Students make their voices heard at climate protest

Between the presidential inauguration and the football game, students took time to demand immediate environmental justice

On a Friday packed with events on USC’s campus, student protesters chanted, raised signs, and demanded action as they gathered around Tommy Trojan at Hahn Plaza to protest against climate change.

The demonstration took place just hours after President Carol Folt’s inauguration, and before the men’s football game against the Utah Utes. At a time that could have been buried beneath larger events, a noticeable amount of students showed up to the protest to make their voices heard.

The event, dubbed “The Climate Strike” on social media, was organized by the Environmental Student Assembly (ESA) and Environmental Core (Ecore) - an environmental activism group on campus. Leaders from Undergraduate Student Government (USG) also showed support.

Students on campus joined thousands of protesters around the world demanding climate action.

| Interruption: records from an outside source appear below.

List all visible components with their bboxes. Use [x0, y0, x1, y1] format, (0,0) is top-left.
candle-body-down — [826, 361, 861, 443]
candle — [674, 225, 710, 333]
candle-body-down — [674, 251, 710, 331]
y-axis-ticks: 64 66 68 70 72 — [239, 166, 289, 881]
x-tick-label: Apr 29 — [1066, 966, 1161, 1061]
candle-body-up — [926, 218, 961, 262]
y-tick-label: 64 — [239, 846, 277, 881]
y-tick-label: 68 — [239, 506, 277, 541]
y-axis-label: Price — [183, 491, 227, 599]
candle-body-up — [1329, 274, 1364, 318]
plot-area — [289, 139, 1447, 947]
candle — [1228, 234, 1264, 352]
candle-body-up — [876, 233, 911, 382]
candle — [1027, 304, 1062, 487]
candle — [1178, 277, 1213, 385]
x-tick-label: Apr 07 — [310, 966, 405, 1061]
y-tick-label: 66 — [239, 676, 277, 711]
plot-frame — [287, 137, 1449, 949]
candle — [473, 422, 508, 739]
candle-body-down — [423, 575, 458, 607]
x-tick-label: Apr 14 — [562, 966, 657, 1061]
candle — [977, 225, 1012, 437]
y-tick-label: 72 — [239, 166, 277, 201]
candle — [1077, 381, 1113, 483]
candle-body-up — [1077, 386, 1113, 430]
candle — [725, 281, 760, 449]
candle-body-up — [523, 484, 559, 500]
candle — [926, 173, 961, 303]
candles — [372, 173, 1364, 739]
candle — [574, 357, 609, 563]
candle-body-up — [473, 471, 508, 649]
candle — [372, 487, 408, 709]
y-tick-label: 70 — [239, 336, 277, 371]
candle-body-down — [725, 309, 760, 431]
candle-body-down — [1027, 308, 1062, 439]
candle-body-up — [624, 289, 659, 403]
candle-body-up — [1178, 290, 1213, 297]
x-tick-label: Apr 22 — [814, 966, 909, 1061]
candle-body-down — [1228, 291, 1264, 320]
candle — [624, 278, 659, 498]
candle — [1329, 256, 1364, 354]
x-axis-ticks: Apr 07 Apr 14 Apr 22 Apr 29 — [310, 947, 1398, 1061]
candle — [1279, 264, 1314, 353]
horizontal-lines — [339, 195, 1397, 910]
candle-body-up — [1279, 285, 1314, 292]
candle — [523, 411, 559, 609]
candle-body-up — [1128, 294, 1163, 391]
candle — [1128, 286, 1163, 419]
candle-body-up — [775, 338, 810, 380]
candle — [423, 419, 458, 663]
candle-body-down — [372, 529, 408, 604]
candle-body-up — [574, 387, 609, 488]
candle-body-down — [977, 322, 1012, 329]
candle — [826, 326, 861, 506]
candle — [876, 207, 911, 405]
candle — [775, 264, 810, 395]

“Definitely an awesome gathering, more than I’ve seen at a lot of other student gatherings,” said Undergraduate Student Government President Trenton Stone.

President Folt herself even made a star appearance halfway through the strike, greeted by students cheering and chanting, “Carol! Carol!”

Grabbing a megaphone and standing alongside protest organizers, Folt encouraged the dozens of students that gathered, staying true to her early promises of running an administration committed to sustainability.

“It means the world,” she said. “It literally means the world.”

The strike was a positive turn in the day for President Folt, whose morning inauguration was interrupted by student protesters. Students at the protest championed Folt’s dedication to fight climate change, and expressed greater hope for the future.

Last week, Folt restored the Public Transit Subsidy Program, which will subsidize 50% of transit costs for the faculty and staff that enroll.

“Everyone is talking about sustainability to some degree,” said USG Vice President, Mahin Tahsin. “I think that really is unique to the fact that Carol Folt is talking about it.”

Tiana Shaw-Wakeman, a student who organized the event and has been protesting since her freshman year, noted a stark difference in support between Folt and that of USC’s last President, Max Nikias. Shaw-Wakeman said when she hosted her first rally “yelling against [then-President Max] Nikias” in her Sophomore year, Nikias did not show up to address students.

“It’s a monumental shift from what I was used to. I think that signals a change for USC, not just for climate change,” she said.

Students from a variety of disciplines took the stand throughout the afternoon to make their case for sustainability and advocate for the issues that concerned them the most.

Jose Hernandez, a sophomore majoring in industrial engineering, used his platform to encourage students to eat less meat.

“I wanted to deliver a message that actually influence people’s behaviors,” Hernandez said. “If each one of us changes, that’s a huge impact.”

While many saw the strike’s support as a sign of hope for the future, some students noted that a majority of the school was absent; a signal that more support is needed to mobilize change.

“I think it was great, I think the speakers were great, but I don’t think we had enough people,” said Noa Zimmerman, a junior at USC who is also involved in the youth-based environmental group, Sunrise Movement. “There’s power in numbers and right now the indifferent people greatly outnumber the heroes and villains combined so without more involvement change isn’t gonna happen.”

As students filed away from Hyman Plaza at the event’s end, organizers acknowledged it as a first step on to a long road towards a more sustainable future.

“This was probably the most important the history of USC sustainability,” said Nathaniel Hyman, co-president of ESA at USC. “We hope to become a model university in making sure that we can minimize our impact on the environment.”

“My heart is glowing,” said Shaw-Wakeman.

Correction: A previous version of this story misspelled the name of a student. It is Noa Zimmerman.

Correction: A previous version of this story mistakingly referred to ESA as the Environmental Student Association. It is the Environmental Student Assembly.